Die Klägerin beantragt,
den Beklagten unter Aufhebung seines Bescheides vom 5. Juli 2000 in der Fassung des Widerspruchsbescheides der Bezirksregierung Lüneburg vom 22. April 2002 zu verpflichten, ihr einen Bauvorbescheid zur Errichtung von zwei Windkraftanlagen für die beiden Standorte WEA 2 und WEA 4 zu erteilen.
Der Beklagte beantragt,
die Klage abzuweisen.
Er trägt vor, der Raum zwischen I. und P. sei ein bedeutender Standort für den Seeadler geworden. Das seit einigen Jahren beobachtete Seeadlerpaar habe seinen Horst in der Nähe des N. sees, der in den 80er Jahren im Zuge des Autobahnbaus entstanden sei. Die Seeadler seien regelmäßig seit 2000 in der Nähe des Sees beobachtet worden von Herrn W., Angestellter in der Abteilung Natur- und Landschaftspflege des Beklagten. Dies ergebe sich aus dessen Beobachtungsdatei vom 6. April 2004. Mit großer Sicherheit dasselbe Seeadlerpaar werde regelmäßig im Raum X. an der Elbe beobachtet und komme meist von Süden angeflogen und fliege dorthin. Auch wenn die Seeadler vorübergehend nicht beobachtet werden sollten, so sei jedenfalls der Raum um den N. see ein offenkundig geeignetes Bruthabitat; die Wege zu den Futterplätzen führten u.a. über den Raum zwischen P. und I..

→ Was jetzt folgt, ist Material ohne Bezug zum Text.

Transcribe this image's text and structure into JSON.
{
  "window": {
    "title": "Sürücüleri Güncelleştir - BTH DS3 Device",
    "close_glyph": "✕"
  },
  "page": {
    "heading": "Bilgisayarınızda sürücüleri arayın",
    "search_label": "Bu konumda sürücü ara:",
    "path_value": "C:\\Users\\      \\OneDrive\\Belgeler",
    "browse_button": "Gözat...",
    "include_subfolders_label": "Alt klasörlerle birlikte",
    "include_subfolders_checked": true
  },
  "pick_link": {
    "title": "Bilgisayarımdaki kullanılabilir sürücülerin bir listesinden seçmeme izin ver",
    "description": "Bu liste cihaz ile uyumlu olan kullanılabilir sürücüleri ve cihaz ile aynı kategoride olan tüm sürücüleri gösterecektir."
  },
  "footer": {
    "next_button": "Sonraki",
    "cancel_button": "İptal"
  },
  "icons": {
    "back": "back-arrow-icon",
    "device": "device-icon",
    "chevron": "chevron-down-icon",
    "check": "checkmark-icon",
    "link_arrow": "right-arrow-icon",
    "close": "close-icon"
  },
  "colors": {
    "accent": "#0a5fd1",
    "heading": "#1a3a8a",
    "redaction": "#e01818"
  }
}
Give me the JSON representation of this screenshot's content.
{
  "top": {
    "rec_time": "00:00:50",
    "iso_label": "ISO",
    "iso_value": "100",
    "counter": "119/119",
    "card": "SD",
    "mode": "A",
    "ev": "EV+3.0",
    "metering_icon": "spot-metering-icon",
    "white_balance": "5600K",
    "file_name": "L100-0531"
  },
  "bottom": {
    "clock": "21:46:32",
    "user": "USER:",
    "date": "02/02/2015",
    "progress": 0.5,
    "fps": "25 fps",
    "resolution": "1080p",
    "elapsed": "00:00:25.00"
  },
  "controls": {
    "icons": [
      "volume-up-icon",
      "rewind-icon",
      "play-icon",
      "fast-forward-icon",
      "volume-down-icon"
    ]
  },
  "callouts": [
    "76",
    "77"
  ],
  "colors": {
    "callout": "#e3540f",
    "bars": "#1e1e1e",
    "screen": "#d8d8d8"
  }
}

Die Beigeladene hat keinen Antrag gestellt. Sie trägt vor, mit der 20. Änderung ihres Flächennutzungsplanes vom 30. Juni 2003 habe sie neben der bereits bebauten Vorrangfläche in K. eine weitere Fläche zur Nutzung der Windenergie zwischen den Ortsteilen Y. und L. dargestellt. Der von der Klägerin ins Auge gefasste Standort für zwei Windkraftanlagen sei auch bei dieser Planung unberücksichtigt geblieben.

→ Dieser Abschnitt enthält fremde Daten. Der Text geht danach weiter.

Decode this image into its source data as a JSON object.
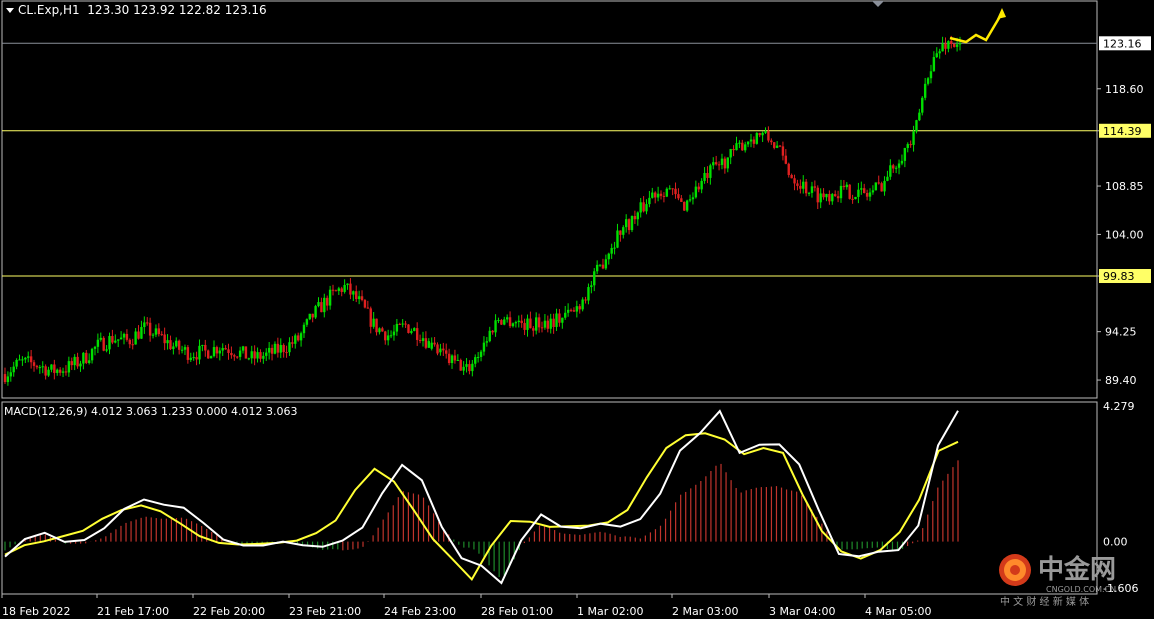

Wegen der weiteren Einzelheiten des Sach- und Streitstandes wird auf den Inhalt der Gerichtsakten und der beigezogenen Verwaltungsvorgänge des Beklagten und der Beigeladenen verwiesen.
Entscheidungsgründe
Die Klage hat keinen Erfolg.
Die Klägerin hat gegen den Beklagten keinen Anspruch auf Erteilung eines Bauvorbescheides für die von ihr geplanten zwei Windenergieanlagen.
1. Das Vorhaben der Klägerin steht mit § 35 Abs. 3 Satz 3 BauGB nicht in Einklang, der raumbedeutsame Windenergieanlagen außerhalb von festgesetzten Konzentrationsflächen in der Regel ausschließt, soweit hierfür als Ziel der Raumordnung an anderer Stelle eine Ausweisung erfolgt ist.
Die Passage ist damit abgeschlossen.